Рассказывают о посещении лейб-медика Ангелика. Он был испуган и, очевидно, весьма неприятно поражен, когда к нему явилась депутация от евреев. Он сказал: «Видите ли, именно потому, что я еврей, я не могу злоупотребить своим положением. Будут обвинять меня, и не без основания, в пристрастии».
Давиду хочется вмешаться и сказать: «Нет, я не так думаю. Отделять свою судьбу от судьбы общины было бы позорным бегством. Вы останетесь моими братьями. То, что я крикнул с моста, обращаясь к вашим домам, не было отречением. Если я от вас уйду, то только для того, чтобы искать ваш прообраз, неиспорченный благородный облик, на котором легла пыль столетий. Моя ли вина в том, что для того, чтобы найти это благородство и свободу, я должен уйти от вас, из ваших стен, в христианский город, где светит более счастливое солнце, где трава и деревья растут не только на кладбище, где природа свободно дарит плоды жизни. Где бы я ни искал, я всегда искал только красоту Израиля, низвергнутую с неба девятого ава, не навсегда низвергнутую, не для всех поколений». И вдруг Давид замечает, что он раскрыл рот, что он действительно говорит.

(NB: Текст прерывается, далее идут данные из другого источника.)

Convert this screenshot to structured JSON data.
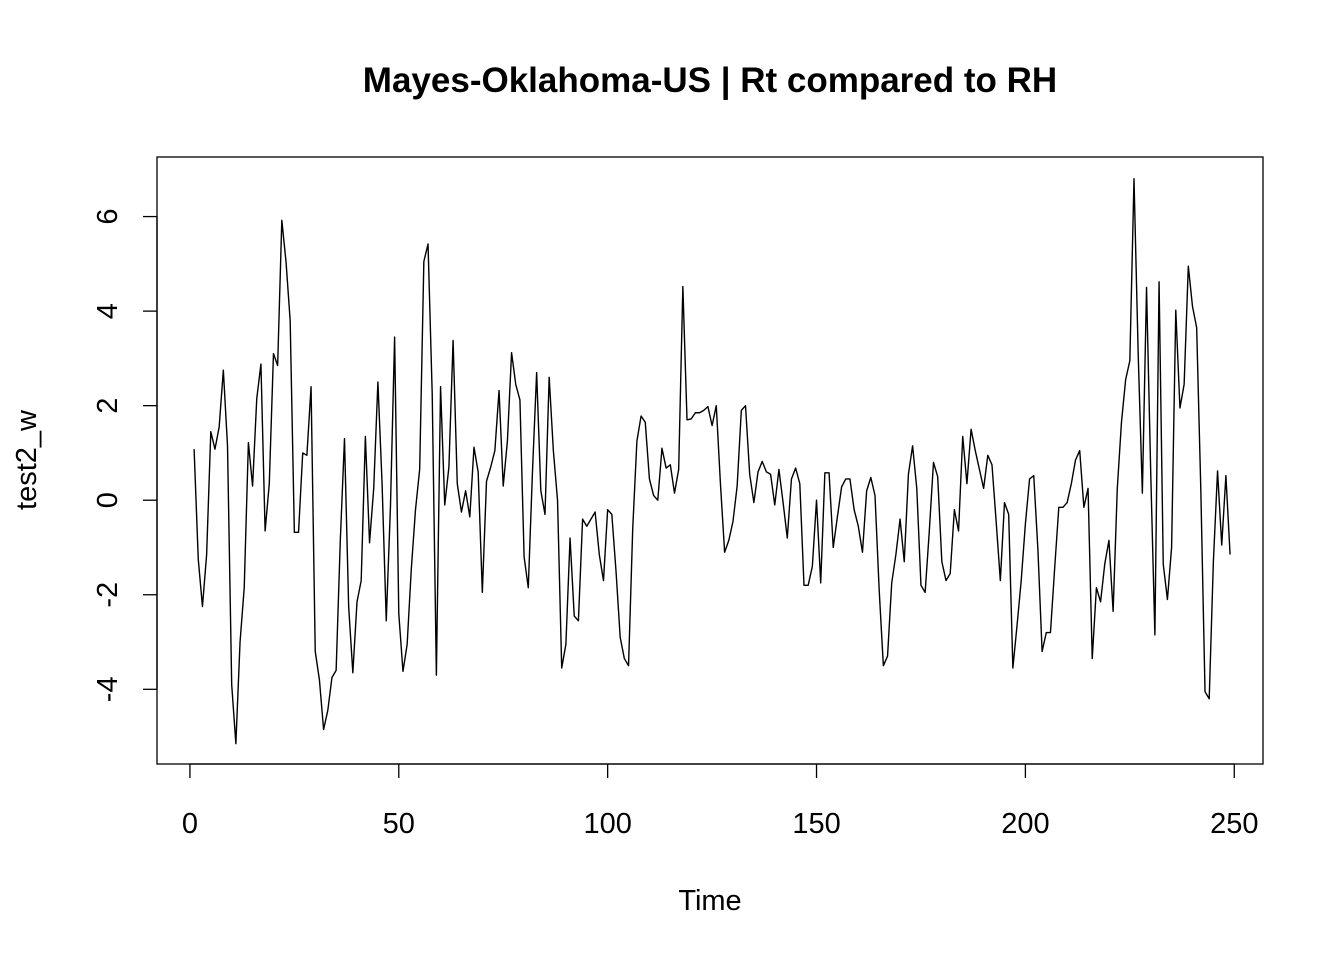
{
  "chart_data": {
    "type": "line",
    "title": "Mayes-Oklahoma-US | Rt compared to RH",
    "xlabel": "Time",
    "ylabel": "test2_w",
    "xlim": [
      -7.88,
      256.88
    ],
    "ylim": [
      -5.58,
      7.26
    ],
    "x_ticks": [
      0,
      50,
      100,
      150,
      200,
      250
    ],
    "y_ticks": [
      -4,
      -2,
      0,
      2,
      4,
      6
    ],
    "x_tick_labels": [
      "0",
      "50",
      "100",
      "150",
      "200",
      "250"
    ],
    "y_tick_labels": [
      "-4",
      "-2",
      "0",
      "2",
      "4",
      "6"
    ],
    "grid": false,
    "line_color": "#000000",
    "x_start": 1,
    "series": [
      {
        "values": [
          1.08,
          -1.25,
          -2.25,
          -1.15,
          1.45,
          1.08,
          1.55,
          2.75,
          1.15,
          -3.9,
          -5.15,
          -3.0,
          -1.85,
          1.22,
          0.3,
          2.15,
          2.88,
          -0.65,
          0.35,
          3.1,
          2.85,
          5.92,
          5.05,
          3.8,
          -0.68,
          -0.68,
          1.0,
          0.95,
          2.4,
          -3.2,
          -3.8,
          -4.85,
          -4.45,
          -3.75,
          -3.6,
          -0.85,
          1.3,
          -2.25,
          -3.65,
          -2.15,
          -1.7,
          1.35,
          -0.9,
          0.25,
          2.5,
          0.35,
          -2.55,
          -0.15,
          3.45,
          -2.4,
          -3.62,
          -3.05,
          -1.45,
          -0.2,
          0.65,
          5.05,
          5.42,
          2.25,
          -3.7,
          2.4,
          -0.1,
          0.7,
          3.38,
          0.35,
          -0.25,
          0.2,
          -0.35,
          1.12,
          0.6,
          -1.95,
          0.4,
          0.7,
          1.05,
          2.32,
          0.3,
          1.25,
          3.12,
          2.45,
          2.12,
          -1.2,
          -1.85,
          0.6,
          2.7,
          0.2,
          -0.3,
          2.6,
          1.05,
          0.0,
          -3.55,
          -3.05,
          -0.8,
          -2.45,
          -2.55,
          -0.4,
          -0.55,
          -0.4,
          -0.25,
          -1.15,
          -1.7,
          -0.2,
          -0.3,
          -1.5,
          -2.9,
          -3.35,
          -3.5,
          -0.6,
          1.25,
          1.78,
          1.65,
          0.45,
          0.1,
          0.0,
          1.1,
          0.68,
          0.75,
          0.15,
          0.65,
          4.52,
          1.7,
          1.72,
          1.85,
          1.85,
          1.9,
          1.98,
          1.58,
          2.0,
          0.35,
          -1.1,
          -0.85,
          -0.45,
          0.3,
          1.9,
          2.0,
          0.55,
          -0.05,
          0.6,
          0.82,
          0.6,
          0.55,
          -0.1,
          0.65,
          -0.05,
          -0.8,
          0.45,
          0.68,
          0.35,
          -1.8,
          -1.8,
          -1.4,
          0.0,
          -1.75,
          0.58,
          0.58,
          -1.0,
          -0.35,
          0.28,
          0.45,
          0.45,
          -0.2,
          -0.55,
          -1.1,
          0.2,
          0.48,
          0.1,
          -1.9,
          -3.5,
          -3.3,
          -1.75,
          -1.15,
          -0.4,
          -1.3,
          0.55,
          1.15,
          0.25,
          -1.8,
          -1.95,
          -0.65,
          0.8,
          0.5,
          -1.3,
          -1.7,
          -1.55,
          -0.2,
          -0.65,
          1.35,
          0.35,
          1.5,
          1.05,
          0.65,
          0.25,
          0.95,
          0.75,
          -0.45,
          -1.7,
          -0.05,
          -0.3,
          -3.55,
          -2.65,
          -1.7,
          -0.5,
          0.45,
          0.52,
          -1.05,
          -3.2,
          -2.8,
          -2.8,
          -1.45,
          -0.15,
          -0.15,
          -0.05,
          0.35,
          0.85,
          1.05,
          -0.15,
          0.25,
          -3.35,
          -1.85,
          -2.15,
          -1.35,
          -0.85,
          -2.35,
          0.25,
          1.65,
          2.55,
          2.95,
          6.8,
          3.1,
          0.15,
          4.5,
          0.6,
          -2.85,
          4.62,
          -1.35,
          -2.1,
          -1.0,
          4.02,
          1.95,
          2.45,
          4.95,
          4.1,
          3.65,
          0.2,
          -4.05,
          -4.2,
          -1.3,
          0.62,
          -0.95,
          0.52,
          -1.15
        ]
      }
    ]
  }
}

Заседание ведется еще беспорядочнее, нежели два дня тому назад. Тогда указ об изгнании еще не был оглашен. Теперь уже прошли целые сутки предоставленного восьмидневного срока, а положение нисколько не изменилось к лучшему. Боязливое ожидание, возбуждение достигли невыносимых пределов. Почти все постились, все не спали. У Давида в висках стучит также бессонная ночь и лишает его ясности мысли. Потому он говорит путанно, перескакивая от одного к другому.
— Я шел путем греха! — вскрикивает он, как это делают при молитве.